Document Type : Research Paper
University of Babylon, Hilla, Iraq
With the rapid development of technology, this development led to the emergence of microarray
technology. It has the effect of studying the levels of gene expression in a way that makes it easier
for researchers to observe the expression levels of millions of genes at the same time in a single experiment. Development also helped in the emergence of powerful tools to identify interactions between target genes and regulatory factors. The main aim of this study is to build models to predicate the relationship (Interaction) between Transcription Factors (TFs) proteins and target genes by selecting the subset of important genes (Relevant genes) from original dataset. The proposed methodology comprises into three major stages: the genes selection, merge datasets and the prediction stage.

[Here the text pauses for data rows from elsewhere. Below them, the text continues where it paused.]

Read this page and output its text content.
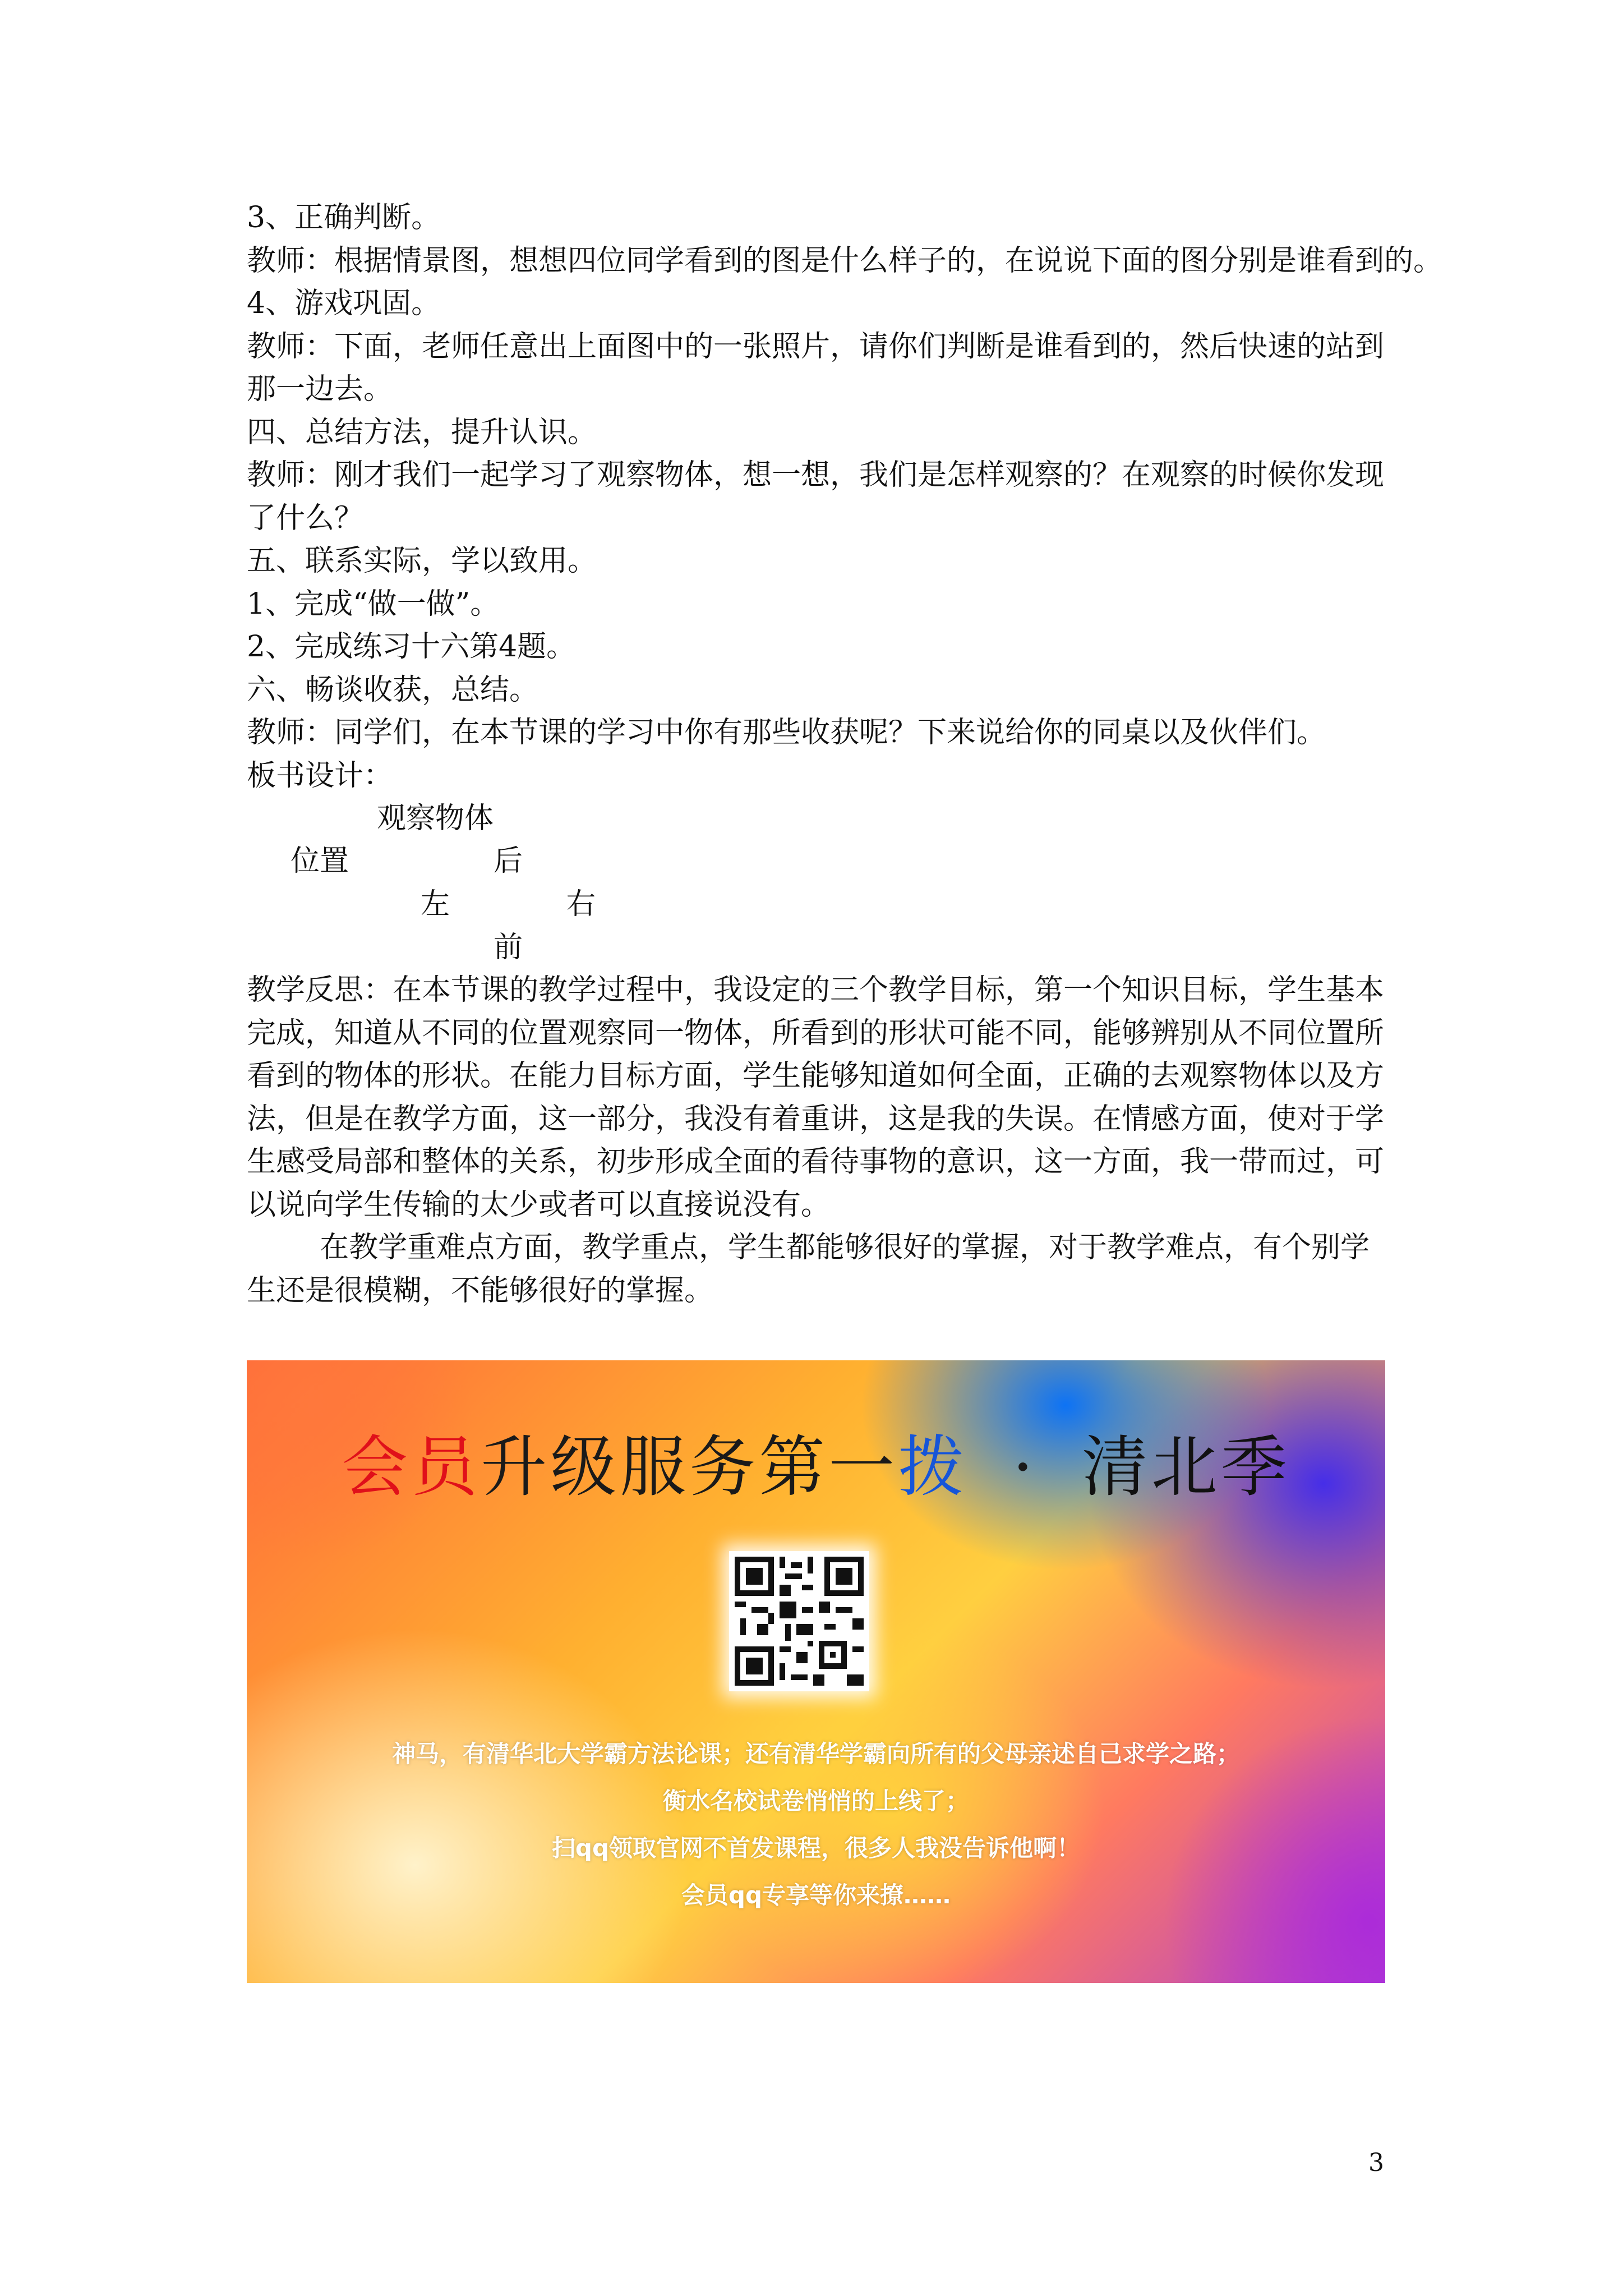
3、正确判断。

教师：根据情景图，想想四位同学看到的图是什么样子的，在说说下面的图分别是谁看到的。

4、游戏巩固。

教师：下面，老师任意出上面图中的一张照片，请你们判断是谁看到的，然后快速的站到那一边去。

四、总结方法，提升认识。

教师：刚才我们一起学习了观察物体，想一想，我们是怎样观察的？在观察的时候你发现了什么？

五、联系实际，学以致用。

1、完成“做一做”。

2、完成练习十六第4题。

六、畅谈收获，总结。

教师：同学们，在本节课的学习中你有那些收获呢？下来说给你的同桌以及伙伴们。

板书设计：

观察物体
位置	后
左	右
前

教学反思：在本节课的教学过程中，我设定的三个教学目标，第一个知识目标，学生基本完成，知道从不同的位置观察同一物体，所看到的形状可能不同，能够辨别从不同位置所看到的物体的形状。在能力目标方面，学生能够知道如何全面，正确的去观察物体以及方法，但是在教学方面，这一部分，我没有着重讲，这是我的失误。在情感方面，使对于学生感受局部和整体的关系，初步形成全面的看待事物的意识，这一方面，我一带而过，可以说向学生传输的太少或者可以直接说没有。

在教学重难点方面，教学重点，学生都能够很好的掌握，对于教学难点，有个别学生还是很模糊，不能够很好的掌握。

会员升级服务第一拨 · 清北季
神马，有清华北大学霸方法论课；还有清华学霸向所有的父母亲述自己求学之路；
衡水名校试卷悄悄的上线了；
扫qq领取官网不首发课程，很多人我没告诉他啊！
会员qq专享等你来撩……
3
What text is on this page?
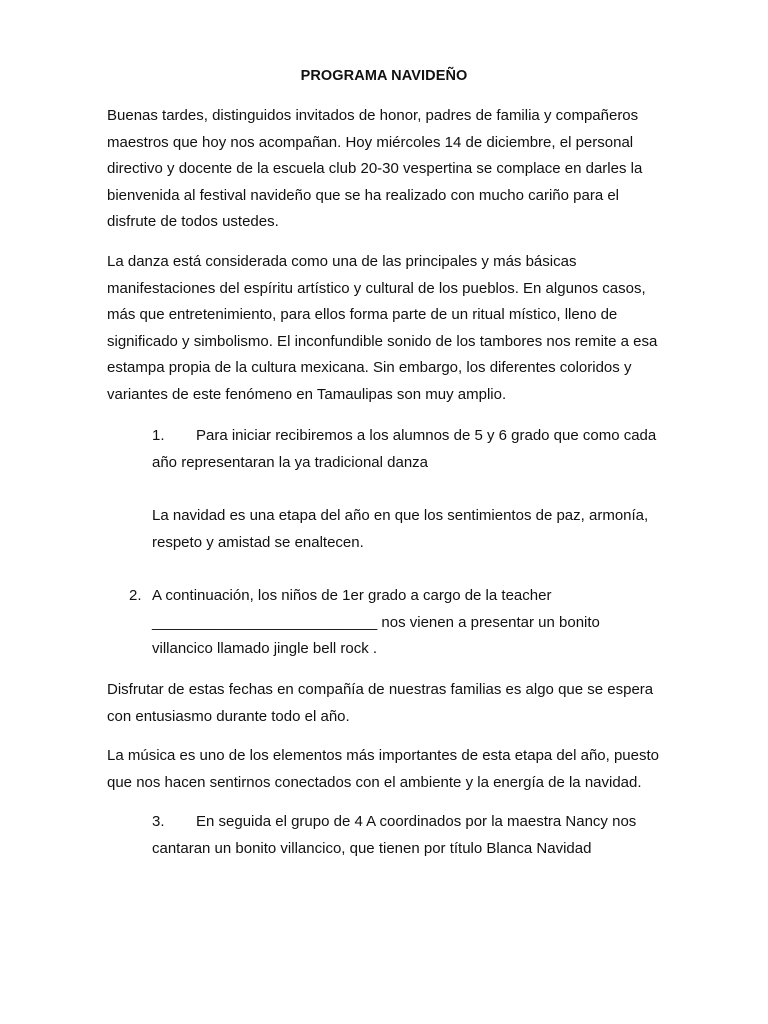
PROGRAMA NAVIDEÑO
Buenas tardes, distinguidos invitados de honor, padres de familia y compañeros
maestros que hoy nos acompañan. Hoy miércoles 14 de diciembre, el personal
directivo y docente de la escuela club 20-30 vespertina se complace en darles la
bienvenida al festival navideño que se ha realizado con mucho cariño para el
disfrute de todos ustedes.
La danza está considerada como una de las principales y más básicas
manifestaciones del espíritu artístico y cultural de los pueblos. En algunos casos,
más que entretenimiento, para ellos forma parte de un ritual místico, lleno de
significado y simbolismo. El inconfundible sonido de los tambores nos remite a esa
estampa propia de la cultura mexicana. Sin embargo, los diferentes coloridos y
variantes de este fenómeno en Tamaulipas son muy amplio.
1.	Para iniciar recibiremos a los alumnos de 5 y 6 grado que como cada
año representaran la ya tradicional danza
La navidad es una etapa del año en que los sentimientos de paz, armonía,
respeto y amistad se enaltecen.
2. A continuación, los niños de 1er grado a cargo de la teacher
___________________________ nos vienen a presentar un bonito
villancico llamado jingle bell rock .
Disfrutar de estas fechas en compañía de nuestras familias es algo que se espera
con entusiasmo durante todo el año.
La música es uno de los elementos más importantes de esta etapa del año, puesto
que nos hacen sentirnos conectados con el ambiente y la energía de la navidad.
3.	En seguida el grupo de 4 A coordinados por la maestra Nancy nos
cantaran un bonito villancico, que tienen por título Blanca Navidad
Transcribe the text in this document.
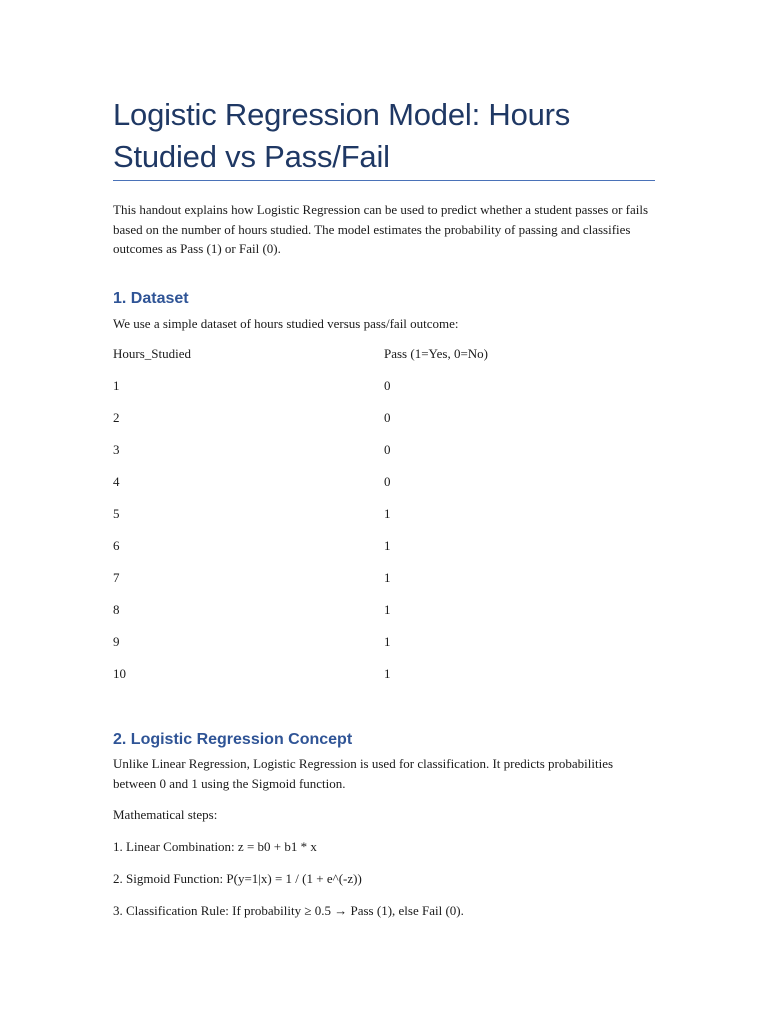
Logistic Regression Model: Hours Studied vs Pass/Fail

This handout explains how Logistic Regression can be used to predict whether a student passes or fails based on the number of hours studied. The model estimates the probability of passing and classifies outcomes as Pass (1) or Fail (0).

1. Dataset

We use a simple dataset of hours studied versus pass/fail outcome:

Hours_Studied	Pass (1=Yes, 0=No)
1	0
2	0
3	0
4	0
5	1
6	1
7	1
8	1
9	1
10	1
2. Logistic Regression Concept

Unlike Linear Regression, Logistic Regression is used for classification. It predicts probabilities between 0 and 1 using the Sigmoid function.

Mathematical steps:

1. Linear Combination: z = b0 + b1 * x

2. Sigmoid Function: P(y=1|x) = 1 / (1 + e^(-z))

3. Classification Rule: If probability ≥ 0.5 → Pass (1), else Fail (0).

The process of reducing the computational space of gene data has been accomplished by using proposed mutual information method for genes selection based on the data of gene expression. In the prediction, the proposed prediction regression techniques are utilized to predict with binding rate between single TF-target gene. It has been compared the efficiency of two different proposed regression techniques including: Linear Regression and Random Forest Regression. Two available data sets have been utilized to achieve the objectives of this study: Gene’s expression data of Yeast Cell Cycle dataset and Transcription Factors dataset. The evaluation of predictions performance has been performed depending on two performance prediction measures (Root Mean Square Error (RMSE) and Mean Absolute Error (MAE) with (10) Folds-Cross Validation.